第22章 A Penelope secret.(2)

The sound of music came across the street through the closed door of our sitting-room. Waltz after waltz, a polka, a galop, then waltzes again, until our brains reeled with the rhythm. As if this were not enough, when our windows at the back were opened wide we were quite within reach of Lady Durden's small dance, where another Hungarian band discoursed more waltzes and galops.

"Dancing, dancing everywhere, and not a turn for us!" grumbled Francesca. "I simply cannot sleep, can you?"

"We must make a determined effort," I advised; "don't speak again, and perhaps drowsiness will overtake us."

It finally did overtake Francesca, but I had too much to think about--my own problems as well as Patricia's. After what seemed to be hours of tossing I was helplessly drawn back into the sitting- room, just to see if anything had happened, and if the affair was ever likely to come to an end.

It was half-past two, and yes, the ball was decidedly 'thinning out.'

The attendants in the lower hall, when they were not calling carriages, yawned behind their hands, and stood first on one foot, and then on the other.

Women in beautiful wraps, their heads flashing with jewels, descended the staircase, and drove, or even walked, away into the summer night.

Lady Brighthelmston began to look tired, although all the world, as it said good night, was telling her that it was one of the most delightful balls of the season.

The English nosegay had lost its white flower, for Patricia was not in the family group. I looked everywhere for the gleam of her silvery scarf, everywhere for Terence, while, the waltz music having ceased, the Spanish students played 'Love's Young Dream.'

I hummed the words as the sweet old tune, strummed by the tinkling mandolins, vibrated clearly in the maze of other sounds:-'Oh! the days have gone when Beauty bright My heart's chain wove;

When my dream of life from morn till night Was Love, still Love.

New hope may bloom and days may come, Of milder, calmer beam, But there's nothing half so sweet in life As Love's Young Dream.'

At last, in a quiet spot under the oak-tree, the lately risen moon found Patricia's diamond arrow and discovered her to me. The Japanese lanterns had burned out; she was wrapped like a young nun, in a cloud of white that made her eyelashes seem darker.

I looked once, because the moonbeam led me into it before I realised; then I stole away from the window and into my own room, closing the door softly behind me.

We had so far been looking only at conventionalities, preliminaries, things that all (who had eyes to see) might see; but this was different--quite, quite different.

They were as beautiful under the friendly shadow of their urban oak- tree as were ever Romeo and Juliet on the balcony of the Capulets.

I may not tell you what I saw in my one quickly repented-of glance.

That would be vulgarising something that was already a little profaned by my innocent participation.

I do not know whether Terence was heir, even ever so far removed, to any title or estates, and I am sure Patricia did not care: he may have been vulgarly rich or aristocratically poor. I only know that they loved each other in the old yet ever new way, without any ifs or ands or buts; that he worshipped, she honoured; he asked humbly, she gave gladly.

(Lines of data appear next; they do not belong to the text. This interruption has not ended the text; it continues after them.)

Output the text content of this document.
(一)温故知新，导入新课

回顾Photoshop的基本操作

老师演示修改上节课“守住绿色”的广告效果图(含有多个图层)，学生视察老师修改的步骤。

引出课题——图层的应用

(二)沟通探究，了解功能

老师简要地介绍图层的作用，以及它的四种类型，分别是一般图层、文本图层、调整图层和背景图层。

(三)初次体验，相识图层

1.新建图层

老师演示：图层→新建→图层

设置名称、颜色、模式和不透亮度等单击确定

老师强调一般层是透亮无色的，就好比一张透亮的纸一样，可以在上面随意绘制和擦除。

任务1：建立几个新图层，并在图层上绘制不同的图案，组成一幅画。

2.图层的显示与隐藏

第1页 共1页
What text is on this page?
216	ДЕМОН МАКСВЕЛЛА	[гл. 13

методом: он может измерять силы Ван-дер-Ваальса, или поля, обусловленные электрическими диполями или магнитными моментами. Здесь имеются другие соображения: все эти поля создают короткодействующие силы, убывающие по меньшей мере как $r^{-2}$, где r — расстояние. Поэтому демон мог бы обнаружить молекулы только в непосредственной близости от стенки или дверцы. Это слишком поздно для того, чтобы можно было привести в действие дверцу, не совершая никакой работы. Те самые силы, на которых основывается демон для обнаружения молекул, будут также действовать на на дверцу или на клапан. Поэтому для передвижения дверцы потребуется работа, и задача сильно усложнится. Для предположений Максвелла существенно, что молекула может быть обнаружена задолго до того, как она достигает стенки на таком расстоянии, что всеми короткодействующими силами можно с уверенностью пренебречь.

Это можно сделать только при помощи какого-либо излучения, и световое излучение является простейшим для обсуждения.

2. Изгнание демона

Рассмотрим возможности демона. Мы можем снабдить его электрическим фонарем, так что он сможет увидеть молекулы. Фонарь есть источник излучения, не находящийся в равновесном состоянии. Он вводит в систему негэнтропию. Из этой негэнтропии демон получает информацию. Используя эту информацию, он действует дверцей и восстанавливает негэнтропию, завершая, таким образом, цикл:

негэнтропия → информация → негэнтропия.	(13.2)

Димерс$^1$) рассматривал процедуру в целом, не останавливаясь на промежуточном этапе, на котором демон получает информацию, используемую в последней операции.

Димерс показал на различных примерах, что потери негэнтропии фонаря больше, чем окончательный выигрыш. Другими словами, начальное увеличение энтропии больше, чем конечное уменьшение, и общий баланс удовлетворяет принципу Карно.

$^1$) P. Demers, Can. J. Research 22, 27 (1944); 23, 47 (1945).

How do I know? Ah! that's a 'Penelope secret,' as Francesca says.

Perhaps you doubt my intuitions altogether. Perhaps you believe in your heart that it was an ordinary ball, where a lot of stupid people arrived, danced, supped, and departed. Perhaps you do not think his name was Terence or hers Patricia, and if you go so far as that in blindness and incredulity I should not expect you to translate properly what I saw last night under the oak-tree, the night of the ball on the opposite side, when Patricia made her debut.